Colin shrugged. “It might be important to explain that they haven’t done anything wrong,” he said, putting the matter to one side for the moment. The blunt truth was that the vast majority of the population would consider that they had done something wrong in not exterminating the entire planet and committing genocide. “Jason, Kathy, what do they want you to do now?”
“They want me to kill you,” Cordova said, carefully. “They offered to allow me back into the Family if I killed you, perhaps with other rewards as well…”
“Charming,” Colin said. Surprisingly, he felt almost happy. He had a real enemy to fight, even though he was slightly disappointed in Tiberius. The Cicero had been a valuable ally, or so he had thought. Combat on the ground, in the shadows, wasn’t his forte, but now he knew about the threat. “And do you want to kill me?”

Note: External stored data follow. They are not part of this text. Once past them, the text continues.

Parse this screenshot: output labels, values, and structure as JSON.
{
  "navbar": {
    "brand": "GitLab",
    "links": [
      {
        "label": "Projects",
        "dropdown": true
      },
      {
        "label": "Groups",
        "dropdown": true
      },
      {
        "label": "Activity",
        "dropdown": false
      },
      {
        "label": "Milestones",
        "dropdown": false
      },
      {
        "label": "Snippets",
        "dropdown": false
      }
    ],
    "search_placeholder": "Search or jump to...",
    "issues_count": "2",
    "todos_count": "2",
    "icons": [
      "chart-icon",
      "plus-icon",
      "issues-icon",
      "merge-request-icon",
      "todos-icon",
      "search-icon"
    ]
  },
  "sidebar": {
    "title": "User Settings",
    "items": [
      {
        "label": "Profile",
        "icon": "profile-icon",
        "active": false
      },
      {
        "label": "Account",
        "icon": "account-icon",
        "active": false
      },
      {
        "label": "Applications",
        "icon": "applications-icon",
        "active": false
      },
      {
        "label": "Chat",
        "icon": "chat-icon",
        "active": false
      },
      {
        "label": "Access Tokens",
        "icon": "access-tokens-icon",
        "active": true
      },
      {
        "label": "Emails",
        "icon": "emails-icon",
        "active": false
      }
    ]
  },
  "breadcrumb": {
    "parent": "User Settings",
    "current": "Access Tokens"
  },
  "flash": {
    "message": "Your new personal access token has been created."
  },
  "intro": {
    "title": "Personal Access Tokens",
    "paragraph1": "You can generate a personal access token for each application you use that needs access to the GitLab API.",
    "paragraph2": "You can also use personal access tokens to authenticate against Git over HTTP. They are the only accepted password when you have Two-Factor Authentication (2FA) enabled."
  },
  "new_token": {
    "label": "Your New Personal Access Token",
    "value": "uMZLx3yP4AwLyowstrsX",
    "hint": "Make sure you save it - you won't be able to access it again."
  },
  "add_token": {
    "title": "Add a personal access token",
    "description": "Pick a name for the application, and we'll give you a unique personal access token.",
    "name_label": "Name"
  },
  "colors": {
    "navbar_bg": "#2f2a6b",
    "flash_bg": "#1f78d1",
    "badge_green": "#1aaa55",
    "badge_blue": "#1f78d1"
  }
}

They exchanged glances. “No,” Cordova said, finally. He stroked his beard thoughtfully. It was nearly a minute before he spoke again. “I want my crew pardoned, or officially forgiven, and nothing else.”
“I want this conspiracy defeated,” Kathy said, flatly. “They can’t turn the clock back, no matter how they try.” Her voice hardened. “Colin, this is a clear breach of the truce that ended the war, the agreement that preserved something of their power in exchange for them not bringing the Empire down around our heads. We can go after them openly now.”

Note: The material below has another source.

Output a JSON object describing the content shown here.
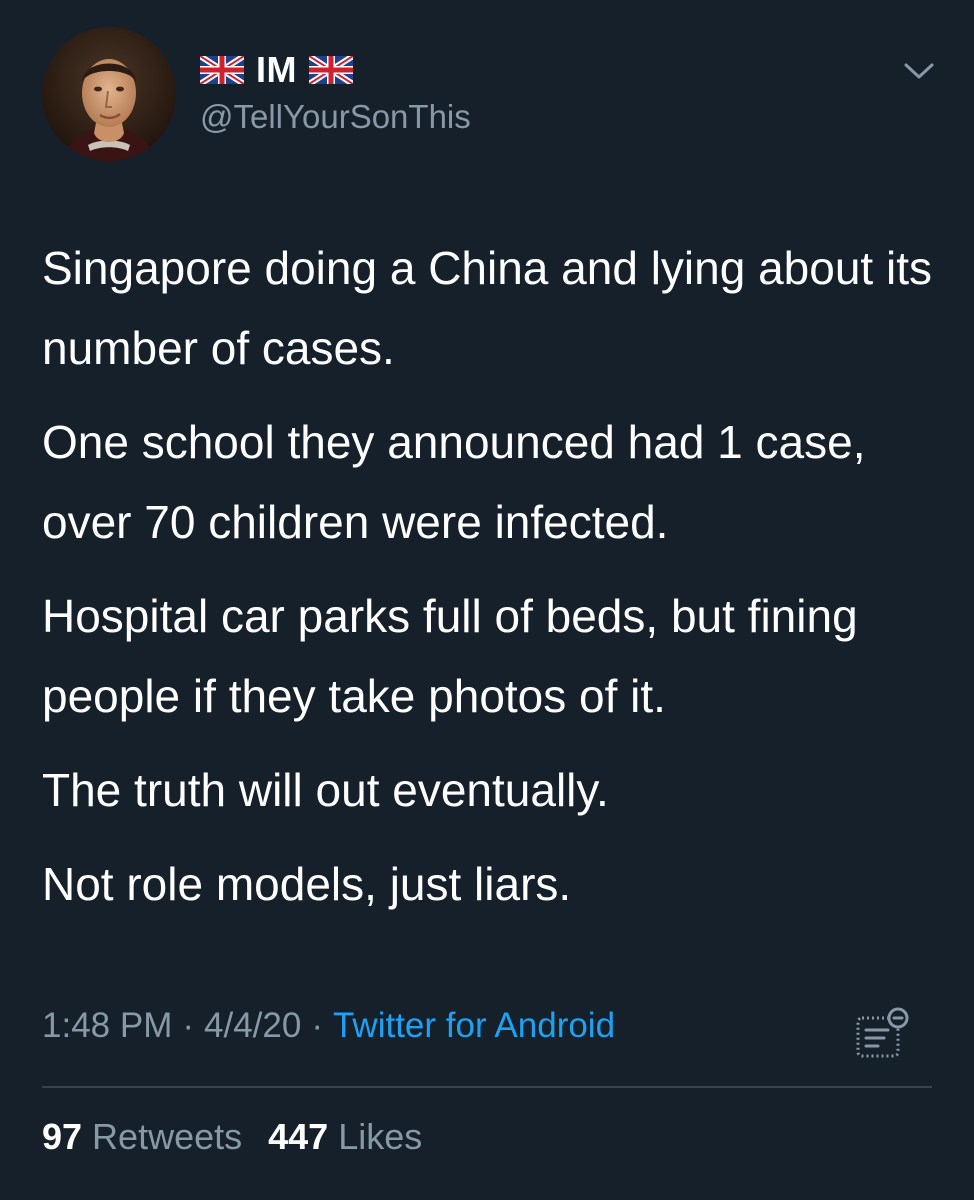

She reached over and took Cordova’s hand. “They can’t turn the clock back,” she repeated. “We were having problems keeping the Empire stable despite everything, because of all their workers who wanted to be treated better, and who wanted power and promotion for themselves. We couldn’t keep trying to square the circle forever, but now we don’t have to try. They’re a clear and present threat and can be removed, simply and quickly.”
“Perhaps not,” Colin said, grimly. She was right, in a sense; it would be easy to go after Tiberius and the remainder of the Cicero Family, but would it end there? Who else was involved in the conspiracy? Tiberius had kept an open house, as far as the remainder of the Thousand Families were concerned, even including some of the MPs. How many of them had been subverted and brought under his thumb? He might even have Household Troops under his control, despite the agreement to remove them all from Earth. How far did his influence really spread? “How many others do you know about as being directly involved?”